Following her fight for justice, and inspired by people she met along the way, Cartier is now studying for a Bachelor of Criminology and Justice at the University of the Sunshine Coast.
She hopes to work in the criminal justice system to make the process less stressful for victims.
Cartier also wrote a book about the case, published last year by Penguin, and helped producers with Catching The Black Widow.
• Catching The Black Widow screens tonight, 8.30pm on TVNZ1 as part of the Sunday Theatre season.
Key dates in the case against Helen Milner
Makes two attempts in one day on Philip Nisbet's life, hospitalising him both times.
May, 2009: Milner crushes antihistamine drug Phenergan into Nisbet's dinner.
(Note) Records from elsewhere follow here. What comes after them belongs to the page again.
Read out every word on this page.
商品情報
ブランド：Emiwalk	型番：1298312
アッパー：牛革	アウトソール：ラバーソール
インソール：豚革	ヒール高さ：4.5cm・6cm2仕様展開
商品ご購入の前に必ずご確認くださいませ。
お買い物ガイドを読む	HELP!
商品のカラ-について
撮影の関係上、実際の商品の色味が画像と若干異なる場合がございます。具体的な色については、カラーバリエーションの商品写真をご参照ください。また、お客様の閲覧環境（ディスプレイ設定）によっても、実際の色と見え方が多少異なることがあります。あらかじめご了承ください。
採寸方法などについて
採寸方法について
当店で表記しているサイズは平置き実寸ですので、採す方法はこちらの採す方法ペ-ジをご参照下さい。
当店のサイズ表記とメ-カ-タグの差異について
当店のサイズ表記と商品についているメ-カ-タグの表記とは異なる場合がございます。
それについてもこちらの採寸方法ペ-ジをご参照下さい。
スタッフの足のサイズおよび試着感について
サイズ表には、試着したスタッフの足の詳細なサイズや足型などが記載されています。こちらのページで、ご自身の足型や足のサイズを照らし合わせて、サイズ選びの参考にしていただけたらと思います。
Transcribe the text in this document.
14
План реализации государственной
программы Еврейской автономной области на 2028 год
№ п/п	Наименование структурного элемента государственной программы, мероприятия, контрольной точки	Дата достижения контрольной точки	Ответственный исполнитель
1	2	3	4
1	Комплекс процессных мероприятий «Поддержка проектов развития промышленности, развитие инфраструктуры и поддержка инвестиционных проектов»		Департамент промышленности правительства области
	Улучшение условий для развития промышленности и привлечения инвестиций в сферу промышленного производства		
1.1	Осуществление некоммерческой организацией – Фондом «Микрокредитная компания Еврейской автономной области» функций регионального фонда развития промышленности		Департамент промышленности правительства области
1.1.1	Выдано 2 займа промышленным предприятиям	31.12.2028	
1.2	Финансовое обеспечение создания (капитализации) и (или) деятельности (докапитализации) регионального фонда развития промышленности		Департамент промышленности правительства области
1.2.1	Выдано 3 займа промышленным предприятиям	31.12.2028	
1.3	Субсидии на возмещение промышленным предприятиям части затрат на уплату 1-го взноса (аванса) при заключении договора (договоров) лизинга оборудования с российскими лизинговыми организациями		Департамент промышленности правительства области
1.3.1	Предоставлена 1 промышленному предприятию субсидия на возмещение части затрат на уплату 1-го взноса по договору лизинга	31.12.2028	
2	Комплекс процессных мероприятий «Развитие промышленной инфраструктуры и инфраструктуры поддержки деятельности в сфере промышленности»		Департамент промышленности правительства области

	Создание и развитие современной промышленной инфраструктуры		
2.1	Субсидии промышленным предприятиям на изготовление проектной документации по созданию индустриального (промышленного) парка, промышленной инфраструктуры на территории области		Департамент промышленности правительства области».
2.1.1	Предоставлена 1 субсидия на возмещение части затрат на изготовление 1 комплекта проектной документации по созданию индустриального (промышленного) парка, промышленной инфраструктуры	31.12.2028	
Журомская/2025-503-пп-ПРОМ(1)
The 47-year-old was allergic to the drug and either died in his sleep or was suffocated by Milner.
June, 2009: Milner shows sister-in-law Lee-Anne Cartier a typed suicide note from Nisbet with a fake signature which prompts Cartier to begin gathering evidence against Milner to give to police.
November, 2010: The coroner holds an inquest into Nisbet's death.
May, 2011: The coroner rules no proof of suicide and police reopen the case.
October, 2011: Police arrest Milner and charge her with murder and two counts of attempted murder.
August, 2012: Milner is jailed for 2 years 8 months for perverting the course of justice for earlier framing her own son, Adam Kearns, for a crime that never happened.
December, 2013: After a 13-day trial, Milner is found guilty of murder and attempted murder by a jury in the High Court at Christchurch.
February, 2014: Milner is sentenced to life in prison, with a minimum non-parole period of 17 years.
August, 2014: The Court of Appeal rejects an appeal against Milner's convictions.
April, 2015: An application to appeal her convictions with the Supreme Court is denied.